Until the past decade, corporate IT and manufacturing IT—typically referred to as operations technology (OT)—could not have been more separate. Even today the divide between the two persists at a number of industrial facilities. But the separation between the two is growing ever more narrow as Ethernet becomes the de facto plant floor network, remote access and data analysis initiatives proliferate, edge computing applications are deployed and supply chain network connections increase.

Though day-to-day activities on corporate IT and manufacturing OT networks remain largely specific to their unique tasks, the intertwining of these networks is bringing about a convergence of technology practices—the most prevalent of which is virtualization. Therefore, it’s increasingly important for OT professionals to understand the basic functions of the concept as it applies to extending the possibilities of the plant floor network.

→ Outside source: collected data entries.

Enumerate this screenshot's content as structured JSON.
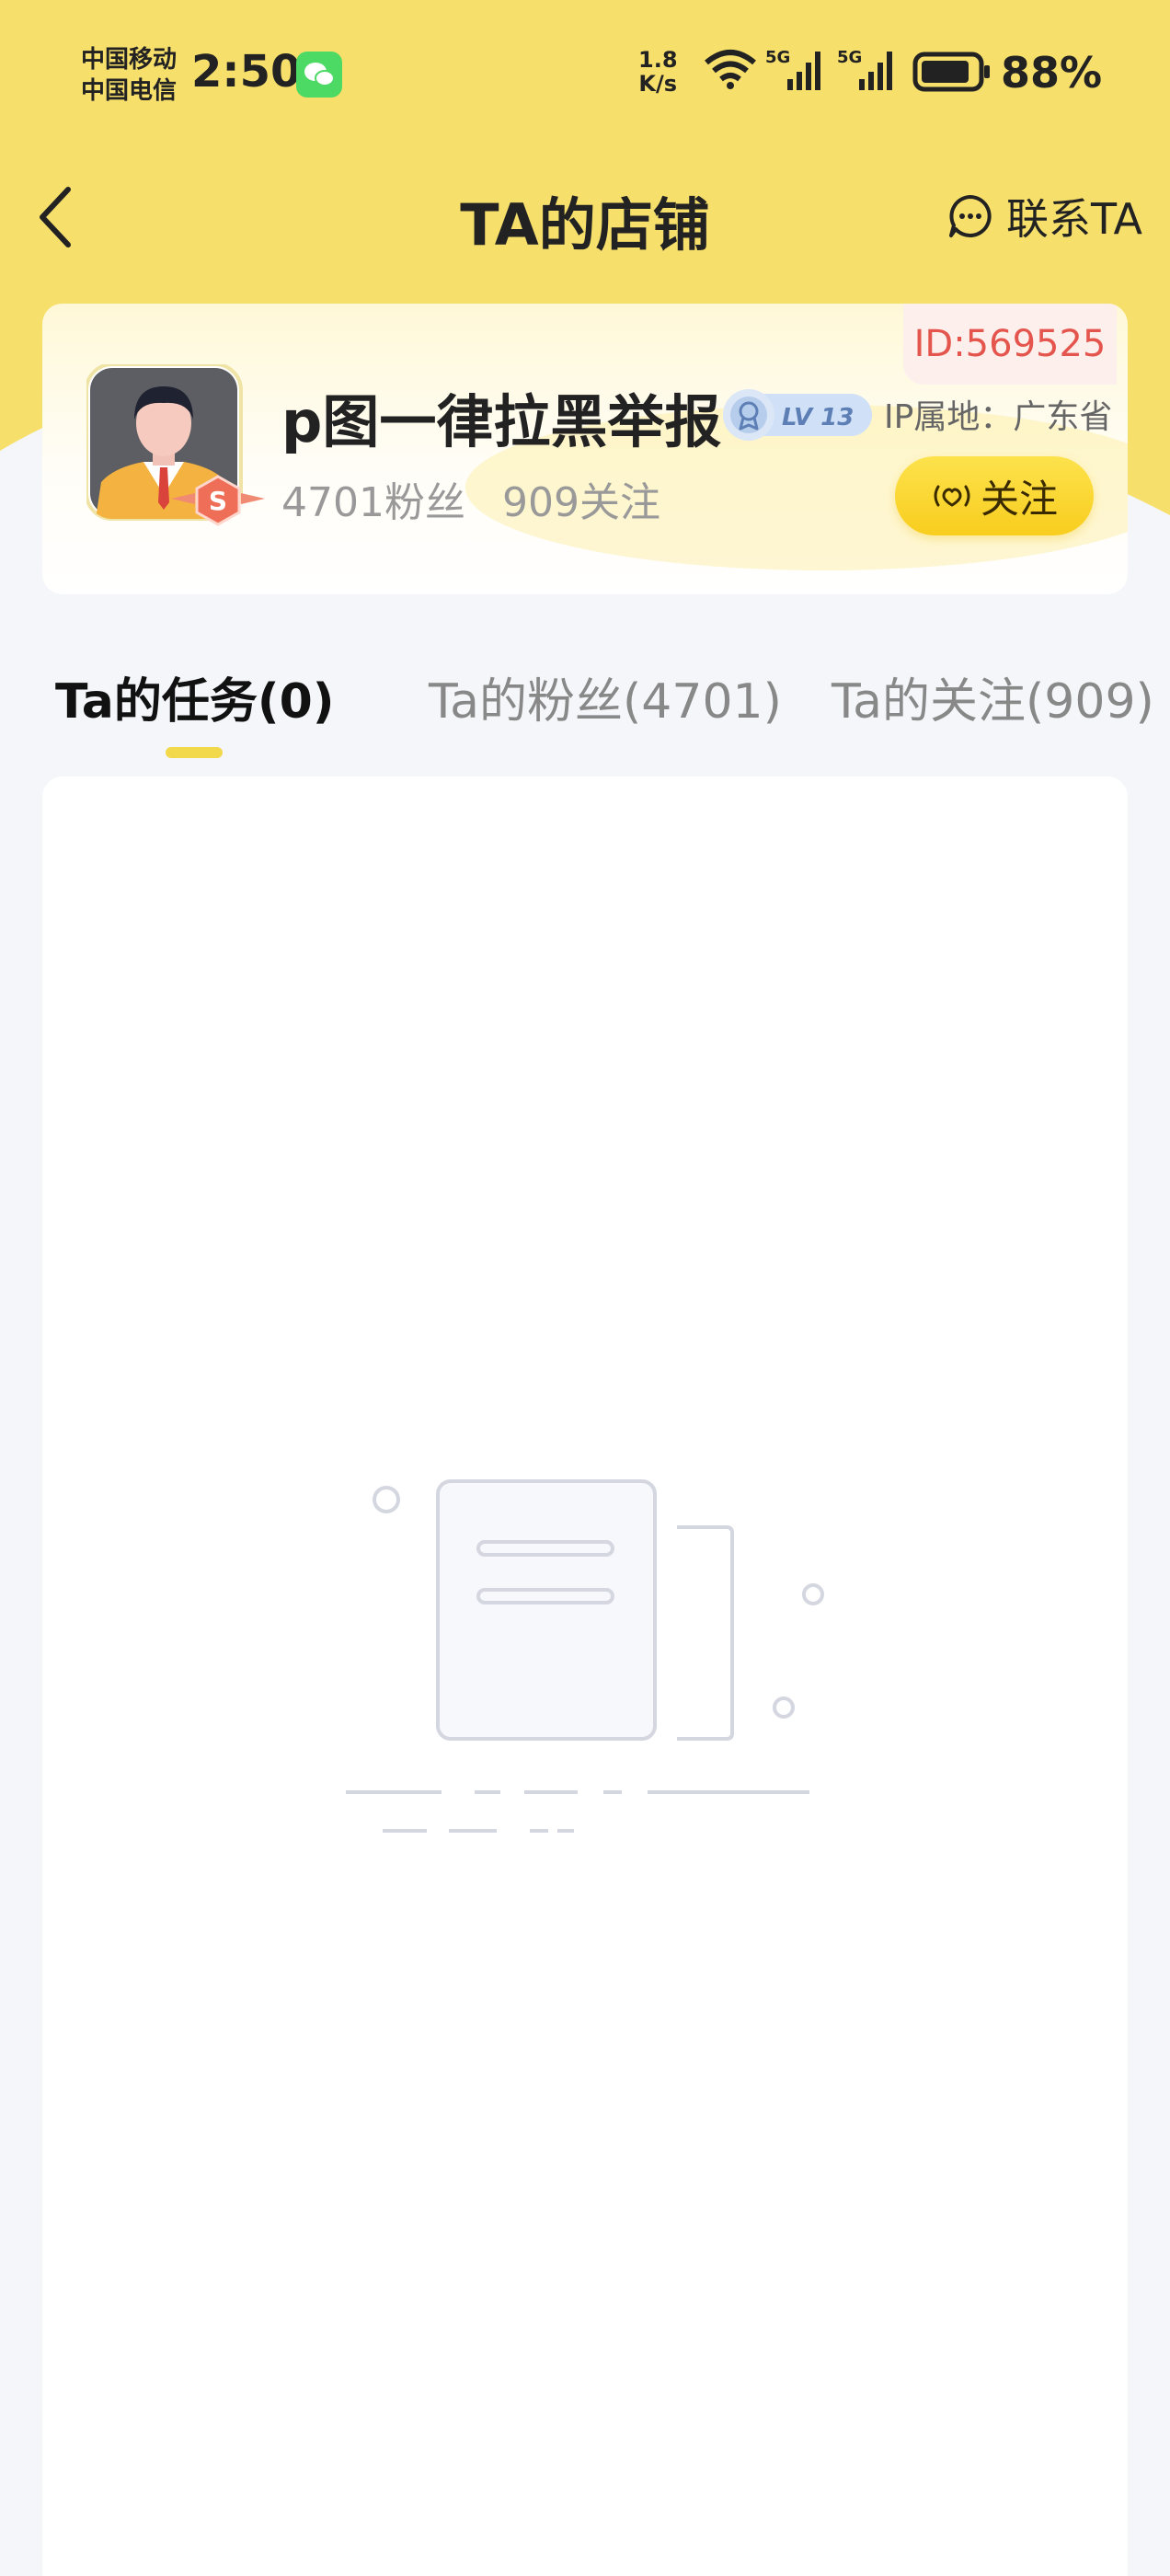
{
  "status_bar": {
    "carrier_1": "中国移动",
    "carrier_2": "中国电信",
    "time": "2:50",
    "speed_value": "1.8",
    "speed_unit": "K/s",
    "signal_1": "5G",
    "signal_2": "5G",
    "battery": "88%",
    "battery_level": 0.88,
    "icons": [
      "wechat-icon",
      "wifi-icon",
      "signal-icon",
      "battery-icon"
    ]
  },
  "nav": {
    "title": "TA的店铺",
    "contact_label": "联系TA",
    "icons": [
      "back-arrow-icon",
      "chat-bubble-icon"
    ]
  },
  "profile": {
    "id_label": "ID:569525",
    "name": "p图一律拉黑举报",
    "level": "LV 13",
    "ip_location": "IP属地：广东省",
    "fans": "4701粉丝",
    "following": "909关注",
    "follow_button": "关注",
    "avatar_badge": "S"
  },
  "tabs": [
    {
      "label": "Ta的任务(0)",
      "active": true
    },
    {
      "label": "Ta的粉丝(4701)",
      "active": false
    },
    {
      "label": "Ta的关注(909)",
      "active": false
    }
  ],
  "colors": {
    "header_yellow": "#f6df6b",
    "accent_yellow": "#f8cd1e",
    "id_red": "#e4554d",
    "tab_underline": "#f2d94b"
  }
}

To help explain this, I spoke with Frank Williams, CEO of Statseeker.com, a supplier of network monitoring software. Williams pointed out that virtualization is especially important in industrial environments because of device and application longevity. Whereas systems in an IT environment get replaced every few years, the passage of decades marks the lifecycle of most industrial technologies. As a result, “you may have software in frequent use which will not run on newer operating systems, and the software vendor has refused to upgrade it to run on, say, Windows 10 instead of Windows 95 or Windows 2000 server,” says Williams.

He says that virtualization provides a solution to such problems, by “allowing the easy creation of virtual machines and virtual servers. Virtualization has enabled plants to modernize their control system hardware, while continuing to run older control systems and operating systems on virtual machines that permit the use of old control systems far beyond their use-by dates. This is done by creating a virtual machine to run the operating system, within a server, that is up-to-date and running operating system software that is up-to-date and properly patched for security.”

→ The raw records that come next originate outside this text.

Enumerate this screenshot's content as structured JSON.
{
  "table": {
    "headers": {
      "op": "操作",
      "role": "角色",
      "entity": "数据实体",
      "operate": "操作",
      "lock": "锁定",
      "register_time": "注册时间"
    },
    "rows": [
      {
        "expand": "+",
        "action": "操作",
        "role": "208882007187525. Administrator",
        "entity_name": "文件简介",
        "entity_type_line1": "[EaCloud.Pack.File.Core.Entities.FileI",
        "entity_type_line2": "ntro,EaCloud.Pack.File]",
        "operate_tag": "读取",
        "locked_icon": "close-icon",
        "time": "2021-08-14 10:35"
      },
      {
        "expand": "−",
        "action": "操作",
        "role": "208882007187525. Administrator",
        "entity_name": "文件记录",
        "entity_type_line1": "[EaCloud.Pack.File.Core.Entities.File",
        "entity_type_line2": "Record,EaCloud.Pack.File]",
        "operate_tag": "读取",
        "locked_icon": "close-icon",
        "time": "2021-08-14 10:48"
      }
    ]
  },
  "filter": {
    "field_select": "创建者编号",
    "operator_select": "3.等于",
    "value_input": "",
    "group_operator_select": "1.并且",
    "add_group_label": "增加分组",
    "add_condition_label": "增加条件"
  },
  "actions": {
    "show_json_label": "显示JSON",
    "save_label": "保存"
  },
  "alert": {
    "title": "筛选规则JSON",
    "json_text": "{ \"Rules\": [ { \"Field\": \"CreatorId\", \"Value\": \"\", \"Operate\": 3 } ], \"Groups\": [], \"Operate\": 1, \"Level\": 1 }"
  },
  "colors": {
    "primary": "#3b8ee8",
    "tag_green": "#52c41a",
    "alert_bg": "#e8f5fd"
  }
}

Explaining that a virtual machine can be connected to physical systems and sensors, Williams stresses that it is “a very real part of the network. It is like a pocket universe where data goes in and data goes out, but all you can see is the physical server on which the virtual machine resides.”

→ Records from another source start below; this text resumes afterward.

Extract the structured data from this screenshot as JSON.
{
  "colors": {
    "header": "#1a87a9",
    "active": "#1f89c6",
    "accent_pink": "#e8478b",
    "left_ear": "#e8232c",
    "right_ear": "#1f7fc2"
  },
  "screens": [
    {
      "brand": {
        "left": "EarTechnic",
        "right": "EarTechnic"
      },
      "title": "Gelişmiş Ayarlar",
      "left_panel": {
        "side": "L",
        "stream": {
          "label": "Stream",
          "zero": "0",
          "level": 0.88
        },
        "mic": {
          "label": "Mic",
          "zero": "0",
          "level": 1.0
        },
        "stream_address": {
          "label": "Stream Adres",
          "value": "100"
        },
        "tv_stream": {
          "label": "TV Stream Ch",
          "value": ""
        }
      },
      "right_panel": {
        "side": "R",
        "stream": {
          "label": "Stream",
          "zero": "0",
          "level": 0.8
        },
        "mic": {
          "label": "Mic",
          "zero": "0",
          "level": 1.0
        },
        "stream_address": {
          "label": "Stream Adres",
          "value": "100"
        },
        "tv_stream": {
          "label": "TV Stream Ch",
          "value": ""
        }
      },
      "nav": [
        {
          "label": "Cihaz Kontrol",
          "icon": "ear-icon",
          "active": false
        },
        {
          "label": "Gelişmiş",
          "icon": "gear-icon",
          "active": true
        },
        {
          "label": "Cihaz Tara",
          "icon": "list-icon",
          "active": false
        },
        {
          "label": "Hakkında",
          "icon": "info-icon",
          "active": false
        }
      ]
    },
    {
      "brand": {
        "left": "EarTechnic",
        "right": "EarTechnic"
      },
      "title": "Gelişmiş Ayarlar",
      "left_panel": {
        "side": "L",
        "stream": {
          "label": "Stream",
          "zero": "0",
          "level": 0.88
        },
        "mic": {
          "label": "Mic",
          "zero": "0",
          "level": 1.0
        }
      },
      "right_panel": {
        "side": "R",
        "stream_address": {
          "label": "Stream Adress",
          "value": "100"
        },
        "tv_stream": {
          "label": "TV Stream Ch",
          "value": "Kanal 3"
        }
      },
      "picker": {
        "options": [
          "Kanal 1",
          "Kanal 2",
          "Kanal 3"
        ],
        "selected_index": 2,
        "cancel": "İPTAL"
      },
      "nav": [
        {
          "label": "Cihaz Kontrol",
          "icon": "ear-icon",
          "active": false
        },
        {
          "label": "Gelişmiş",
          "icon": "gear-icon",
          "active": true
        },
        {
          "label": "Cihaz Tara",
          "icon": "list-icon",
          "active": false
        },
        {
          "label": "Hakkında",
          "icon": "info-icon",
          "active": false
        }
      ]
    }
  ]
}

To help grasp the magnitude of what virtualization brings to industrial networks, it’s important to understand how virtualization can help insure the network itself, its beneficial security aspects and the ability to leverage software-defined networking.

From the insurance angle, virtualization “increases the safety of control systems and prevents loss of intellectual property due to disk failure or outside hazards such as fire, earthquake, tornado or flood,” says Williams. “Virtualized backups, stored in the cloud, could be used to bring a plant back online as soon as new hardware is installed and the I/O is connected.”

As for security, Williams says that, “when properly protected, a virtual machine is less vulnerable to attack from outside the network than a completely outward-facing device would be.” He is quick to point out that virtual machines and devices, by themselves, don’t make a network safe, but that virtualized devices become components on the network that are within the network administrator’s ability to protect from outside-the-network penetration or unauthorized use from inside the network.

An added level of flexibility enabled by virtualization is known as Software Defined Networking (SDN). According to Williams, the idea behind SDN is to use open protocols, like OpenFlow, to apply globally aware software control at the edges of the network. This allows for access to network devices that use closed or proprietary software or firmware.

“Look at your current network,” says Williams, “with devices from many different vendors, variously aged and sometimes with firmware that hasn’t been touched in years. You may even have devices that have not been replaced or reprogrammed since they originally ran under Windows 95. Using SDN on this kind of network, you can avoid having to do a rip-and-replace by building an overlay network in which an SDN-enabled controller controls legacy devices in your infrastructure through existing, standardized protocols like the simple network management protocol (SNMP) or border gateway protocol (BGP). There is open software available to do this under the Apache license.”